The Case for PACE Financing and the Concerns
We’ve talked about PACE financing quite a bit around here over the course of the last several months.
Initially, we just explained what it actually is back in February, (What is PACE financing?).
And there is this YouTube video which does some explaining in PACE 101.
We also touched on the new Florida law that was enacted just last month, and also touched on some of the obstacles around PACE spreading.
If you forgot or missed the earlier posts on what PACE financing is, it is simply a program that creates local bond financing districts, which then lend back capital to building and homeowners to fund energy retrofit projects. Owners repay the loan through their property tax bills, typically over a 15- to 20-year term.
Randyl Drummer also recently penned (can you still use that verb in this virtual world?) his own case for PACE financing. Drummer does a solid job touching on not only the promise but also the drawbacks of the plan.
Here are some of Drummer’s high points:
“The opportunities are really tremendous from an energy retrofit perspective,” Florida State House Majority Leader Adam Hasner said. “A lot of the hesitation from building owners comes from the upstream expenses and not wanting to make those expenditures. This type of financing can help alleviate some of those concerns and convince owners to make these types of investments, which are going to be cost effective as well as energy efficient in the long run.”
I love this quote from Hasner too: “It will take time to educate people. We’re still early in the first quarter of a four-quarter game. Everyone is very quick to recognize the innovations in technology in energy efficiency and new technologies. But PACE is really about an innovation in financing. It can be a very useful financial tool for commercial property owners to complete energy efficiency projects that will help them save money.”
Drummer cites a new Pike Research Report which says PACE will continue to grow in popularity in the U.S., with investment in PACE financing for commercial buildings totaling a projected $2.5 billion annually by 2015.
“Until now, private buildings such as these have had minimal access to financing for energy retrofits,” the Pike report said.
Some of the concerns are, according the Drummer’s article:
+ Potential buyers and lending institutions may be wary of existing PACE liens, including whether lenders may one day restrict the ability to tack significant energy projects onto the property tax bill (because they hold superior lien positions to the bank’s debt)
+ The lack of clarity in how GAAP treats (loan or as a lien) on a company’s balance sheet
+ Fannie Mae and Freddie Mac have expressed concern about how the agencies will be repaid if homeowners participating in PACE later default on their mortgages. (Boulder County, CO., canceled its PACE program for residential, although its commercial program is still active.)

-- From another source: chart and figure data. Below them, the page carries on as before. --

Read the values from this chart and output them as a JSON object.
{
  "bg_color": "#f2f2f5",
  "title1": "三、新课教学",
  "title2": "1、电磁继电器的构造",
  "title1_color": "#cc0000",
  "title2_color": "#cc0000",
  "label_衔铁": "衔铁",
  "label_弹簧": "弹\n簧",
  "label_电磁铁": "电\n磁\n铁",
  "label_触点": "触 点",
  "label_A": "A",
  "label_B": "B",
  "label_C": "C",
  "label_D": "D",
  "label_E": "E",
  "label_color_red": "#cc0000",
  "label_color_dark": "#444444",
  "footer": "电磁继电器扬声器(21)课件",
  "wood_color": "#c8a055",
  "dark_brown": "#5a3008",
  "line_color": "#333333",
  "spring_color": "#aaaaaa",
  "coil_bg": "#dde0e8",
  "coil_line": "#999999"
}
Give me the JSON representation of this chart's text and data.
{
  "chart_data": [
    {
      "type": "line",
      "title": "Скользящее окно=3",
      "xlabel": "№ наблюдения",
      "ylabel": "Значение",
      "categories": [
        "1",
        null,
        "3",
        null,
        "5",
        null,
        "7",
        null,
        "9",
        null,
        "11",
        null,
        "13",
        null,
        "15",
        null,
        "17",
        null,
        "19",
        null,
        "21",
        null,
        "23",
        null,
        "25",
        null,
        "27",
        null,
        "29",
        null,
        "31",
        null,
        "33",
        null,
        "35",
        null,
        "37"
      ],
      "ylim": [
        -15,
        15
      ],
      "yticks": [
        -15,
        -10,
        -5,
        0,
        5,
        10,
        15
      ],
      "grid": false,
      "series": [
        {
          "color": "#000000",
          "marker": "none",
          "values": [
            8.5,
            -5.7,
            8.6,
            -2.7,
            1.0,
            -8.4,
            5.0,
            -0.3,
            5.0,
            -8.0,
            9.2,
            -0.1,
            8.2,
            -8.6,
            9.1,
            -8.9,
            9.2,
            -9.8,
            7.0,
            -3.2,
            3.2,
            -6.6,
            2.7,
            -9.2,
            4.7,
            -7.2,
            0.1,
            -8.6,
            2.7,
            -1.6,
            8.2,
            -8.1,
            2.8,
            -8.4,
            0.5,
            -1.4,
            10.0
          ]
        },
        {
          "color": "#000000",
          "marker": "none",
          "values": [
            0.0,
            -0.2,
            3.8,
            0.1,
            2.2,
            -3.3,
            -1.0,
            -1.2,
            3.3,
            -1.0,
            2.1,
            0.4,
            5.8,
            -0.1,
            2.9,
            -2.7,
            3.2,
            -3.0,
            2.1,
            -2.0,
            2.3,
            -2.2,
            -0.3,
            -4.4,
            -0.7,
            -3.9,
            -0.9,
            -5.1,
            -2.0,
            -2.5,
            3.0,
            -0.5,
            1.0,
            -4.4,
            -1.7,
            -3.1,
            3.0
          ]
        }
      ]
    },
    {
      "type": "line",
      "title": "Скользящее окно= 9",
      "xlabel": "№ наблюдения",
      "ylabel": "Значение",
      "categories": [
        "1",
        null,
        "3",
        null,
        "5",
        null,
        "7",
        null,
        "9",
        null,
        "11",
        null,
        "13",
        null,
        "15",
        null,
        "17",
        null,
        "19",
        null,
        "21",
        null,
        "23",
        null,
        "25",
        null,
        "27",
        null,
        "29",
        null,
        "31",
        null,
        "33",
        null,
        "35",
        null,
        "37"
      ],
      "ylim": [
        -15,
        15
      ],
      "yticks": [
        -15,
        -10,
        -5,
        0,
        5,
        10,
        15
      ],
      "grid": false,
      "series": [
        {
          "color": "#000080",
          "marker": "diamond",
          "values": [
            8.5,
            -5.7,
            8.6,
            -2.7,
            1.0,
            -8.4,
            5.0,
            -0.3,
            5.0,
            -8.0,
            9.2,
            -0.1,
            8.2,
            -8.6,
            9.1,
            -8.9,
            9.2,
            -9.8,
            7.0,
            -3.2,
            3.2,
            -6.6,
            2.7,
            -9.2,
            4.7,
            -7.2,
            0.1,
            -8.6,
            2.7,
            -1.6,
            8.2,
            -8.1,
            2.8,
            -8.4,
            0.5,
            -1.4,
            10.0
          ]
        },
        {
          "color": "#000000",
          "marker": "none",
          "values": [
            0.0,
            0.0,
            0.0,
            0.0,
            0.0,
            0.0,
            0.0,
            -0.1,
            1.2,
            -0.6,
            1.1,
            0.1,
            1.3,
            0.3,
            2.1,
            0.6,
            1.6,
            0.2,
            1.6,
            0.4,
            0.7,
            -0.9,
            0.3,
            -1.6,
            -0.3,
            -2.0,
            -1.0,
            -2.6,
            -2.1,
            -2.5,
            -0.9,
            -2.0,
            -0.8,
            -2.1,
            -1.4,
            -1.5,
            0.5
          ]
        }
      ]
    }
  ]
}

In closing, despite the concerns noted about, Drummer quotes Clean Fund CEO John Kinney, “Frankly, taking an inefficient building and making it more efficient is much more valuable than taking a new building that is already highly efficient and simply certifying that it is in fact, highly efficient.”
Kudos, Mr. Kinney, you get it.
And there are just so many more existing buildings than new buildings, that our ability to impact the environment and our bottom line is staggering.